Alternaria spores germinate within 2 hours over a wide range of temperatures but at 26.6–29.4 C may only take 1/2 hour. Another 3 to 12 hours are required for the fungus to penetrate the plant depending on temperature. After penetration, lesions may form within 2–3 days or the infection can remain dormant awaiting proper conditions [15.5 °C and extended periods of wetness]. Alternaria sporulates best at about 26.6 °C when abundant moisture (as provided by rain, mist, fog, dew, irrigation) is present. Infections are most prevalent on poorly nourished or otherwise stressed plants.

==Management==
===Cultural control===
- Clear infected debris from field to reduce inoculum for the next year.
- Water plants in the morning so plants are wet for the shortest amount of time.
- Use a drip irrigation system to minimize leaf wetness.

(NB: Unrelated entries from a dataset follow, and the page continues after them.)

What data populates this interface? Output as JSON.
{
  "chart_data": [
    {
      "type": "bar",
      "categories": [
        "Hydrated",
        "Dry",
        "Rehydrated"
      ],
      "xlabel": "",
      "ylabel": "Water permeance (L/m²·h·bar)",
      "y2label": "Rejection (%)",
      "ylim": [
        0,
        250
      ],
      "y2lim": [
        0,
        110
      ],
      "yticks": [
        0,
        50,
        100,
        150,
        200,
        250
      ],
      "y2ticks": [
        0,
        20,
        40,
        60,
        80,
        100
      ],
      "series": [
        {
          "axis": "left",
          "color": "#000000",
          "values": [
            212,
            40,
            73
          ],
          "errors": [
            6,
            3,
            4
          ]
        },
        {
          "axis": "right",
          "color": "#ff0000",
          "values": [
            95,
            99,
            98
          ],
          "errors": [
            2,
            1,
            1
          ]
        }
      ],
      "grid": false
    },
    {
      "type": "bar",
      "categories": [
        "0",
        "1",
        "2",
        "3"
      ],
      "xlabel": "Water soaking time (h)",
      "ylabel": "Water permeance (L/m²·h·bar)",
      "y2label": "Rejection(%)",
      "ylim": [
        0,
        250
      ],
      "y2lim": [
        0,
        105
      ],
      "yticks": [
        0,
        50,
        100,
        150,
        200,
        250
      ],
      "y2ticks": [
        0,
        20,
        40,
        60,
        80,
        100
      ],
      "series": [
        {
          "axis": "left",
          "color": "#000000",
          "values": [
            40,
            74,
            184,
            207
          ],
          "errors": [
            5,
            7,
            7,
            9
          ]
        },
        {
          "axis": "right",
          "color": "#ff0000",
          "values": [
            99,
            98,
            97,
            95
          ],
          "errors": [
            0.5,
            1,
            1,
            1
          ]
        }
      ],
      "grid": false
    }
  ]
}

Wet leaves provide optimal conditions for fungal growth.
- Use mulch so spores that were already in the soil are blocked from splashing onto the leaves.
- Rotate to a non-solanaceous crop for at least three years. The more potato-free years, the less infection.
- If possible control wild population of Solanaceae. This will decrease the amount of inoculum to infect your plants.
- Closely monitor the field, especially in warm damp weather when it grows fastest, to reduce loss of crop and spray fungicide in time.
- Plant resistant cultivars.
- Increase air circulation in rows. Damp conditions allow for optimal growth of A. solani and the disease spreads more rapidly. Better air circulation can be achieved by planting farther apart or by trimming leaves.

===Chemical control===
There are numerous fungicides on the market for controlling early blight. Some of the fungicides on the market are (azoxystrobin), pyraclostrobin, Bacillus subtilis, chlorothalonil, copper products, hydrogen dioxide (Hydroperoxyl), mancozeb, potassium bicarbonate, and ziram. Specific spraying regiments are found on the label. Labels for these products should be read carefully before applying.

Quinone outside inhibitor (QoIs) fungicides e.g. azoxystrobin are used due to their broad-spectrum activity. However, decreased fungicide sensitivity has been observed in A. solanidue to a F129L (Phenylalanine (F) changed to Leucine at position 129) amino acid substitution.

==Economic significance==
Early blight caused by A. solani is the most destructive disease of tomatoes in the tropical and subtropical regions. Each 1% increase in intensity can reduce yield by 1.36%, and complete crop failure can occur when the disease is most severe. Yield losses of up to 79% have been reported in the U.S., of which 20–40% is due to seedling losses (i.e., collar rot) in the field.

A. solani is also one of the most important foliar pathogens of potato. In the U.S., yield loss estimates attributed to foliar damage, which results in decreased tuber quality and yield reduction, can reach 20-30%. In storage, A. solani can cause dry rot of tubers and may also reduce storage length, both of which diminish the quantity and quality of marketable tubers.

Because A. solani is one of numerous tomato/potato pathogens that are typically controlled with the same products, accurately estimating both the total economic loss and the total expenditure on fungicides for control of early blight is difficult. Best estimates suggest that total annual global expenditures on fungicide control of A. solani is approximately $77 million: $32 million for tomatoes and $45 million for potatoes.

==Historical impact==
Though the causal pathogen is distributed worldwide and can cause crop yield reductions, early blight has never caused widespread famine or other sudden and major detrimental effects on humanity. The disease is not to be confused with late blight, which is caused by the oomycete Phytophthora infestans. Late blight disease together with the socio-economic situation at the time was responsible for the Great Famine of Ireland in the 1840s.